For the metals, the prospect of recent stimulus announcements is expected to be further increased with a US three billion-dollar "Build back better" stimulus package aimed at infrastructure, and climate change bodes well for actual metal demand. Given metals prices have been on the rise for a year now, which has seen the LME Index rise to a peak of $4,026, from a year-ago low of $2,232, which means a lot of the potential bullishness may already be priced in. If metal prices start to struggle to go higher, given what they have already done, then the chances of long liquidation could pick-up. This would be even more likely if there were a broader market correction. With the US vaccine programme being rolled out at a fast pace, sentiment for a US recovery is strong, and that combined with the rising bond yields is boosting the dollar index, which is likely to be another headwind for metals prices. The dollar index has climbed to 92.95, up from 90.93 in late-February and a multi-year low of 89.21 at the start of the year. Where the dollar is heading is another dilemma for the market, will growing US debt continues to undermine it and see the year-old downward trend resume, or will a market that had become too short, faced with rising bond yields, lead to another rally? But, while the US is recovering from Covid-19 at a faster pace under US President Joe Biden, Europe is not doing so well - the vaccine programme has been slow to roll out, and many countries report soaring infections and death rates. The fact that super-strong growth was seen in March hopefully means that Europe's economies can operate at a high utilisation rate despite lockdowns – time will tell.
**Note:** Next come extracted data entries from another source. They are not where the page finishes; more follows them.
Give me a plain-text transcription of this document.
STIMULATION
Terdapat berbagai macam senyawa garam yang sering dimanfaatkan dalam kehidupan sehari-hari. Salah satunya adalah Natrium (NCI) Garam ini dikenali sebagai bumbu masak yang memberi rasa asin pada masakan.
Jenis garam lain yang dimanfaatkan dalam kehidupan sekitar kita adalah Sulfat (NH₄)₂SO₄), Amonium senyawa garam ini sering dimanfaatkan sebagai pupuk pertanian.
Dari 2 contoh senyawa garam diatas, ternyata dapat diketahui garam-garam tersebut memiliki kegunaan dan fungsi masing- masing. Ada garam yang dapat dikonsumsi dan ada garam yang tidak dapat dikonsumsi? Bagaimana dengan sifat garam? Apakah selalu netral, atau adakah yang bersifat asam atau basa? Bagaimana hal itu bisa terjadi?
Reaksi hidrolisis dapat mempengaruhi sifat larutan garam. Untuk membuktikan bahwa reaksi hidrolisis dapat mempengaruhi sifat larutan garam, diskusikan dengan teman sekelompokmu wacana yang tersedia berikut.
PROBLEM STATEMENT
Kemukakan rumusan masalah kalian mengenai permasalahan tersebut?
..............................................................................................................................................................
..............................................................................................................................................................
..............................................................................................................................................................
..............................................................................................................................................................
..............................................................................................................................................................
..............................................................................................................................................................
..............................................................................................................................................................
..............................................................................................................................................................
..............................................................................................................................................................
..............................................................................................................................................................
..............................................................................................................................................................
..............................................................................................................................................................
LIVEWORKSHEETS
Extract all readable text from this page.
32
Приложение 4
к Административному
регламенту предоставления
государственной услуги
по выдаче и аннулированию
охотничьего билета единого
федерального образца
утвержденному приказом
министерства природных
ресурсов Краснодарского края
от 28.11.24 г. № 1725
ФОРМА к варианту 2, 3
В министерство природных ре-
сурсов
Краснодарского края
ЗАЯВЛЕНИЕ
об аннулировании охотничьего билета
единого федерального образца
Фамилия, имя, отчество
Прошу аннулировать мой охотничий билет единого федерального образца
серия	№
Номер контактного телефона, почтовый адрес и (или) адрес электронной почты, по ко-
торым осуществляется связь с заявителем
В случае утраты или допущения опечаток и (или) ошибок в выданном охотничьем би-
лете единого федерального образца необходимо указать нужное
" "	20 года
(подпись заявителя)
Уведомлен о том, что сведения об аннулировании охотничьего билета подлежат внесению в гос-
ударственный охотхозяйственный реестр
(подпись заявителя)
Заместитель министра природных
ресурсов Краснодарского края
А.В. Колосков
The other exciting development has been the speed with which long-held views can change. In the lithium-ion battery space, three developments have changed the outlook for both nickel and cobalt. First, Tesla announced it would produce more standard-range EVs with lithium-iron-phosphate (LFP) batteries that use no cobalt or nickel. Second, VW announced that it would use LFP batteries for its entry-range of EVs and high-manganese batteries for its mass-market EVs, which also use no cobalt, with the latter using less nickel too. The third development was that two Chinese companies were looking to use nickel ores that would typically have produced class 2 nickel products to make nickel sulphate, which the market had generally thought would have to be made using class 1 nickel. These developments remind the markets that the markets have an uncanny way to solve potential problems, and there is no room for complacency. On this note, geopolitical relationships between China and some of its major trading partners also seem to be getting more strained again. The last thing the global economy needs after the Covid-19 hit is another trade war.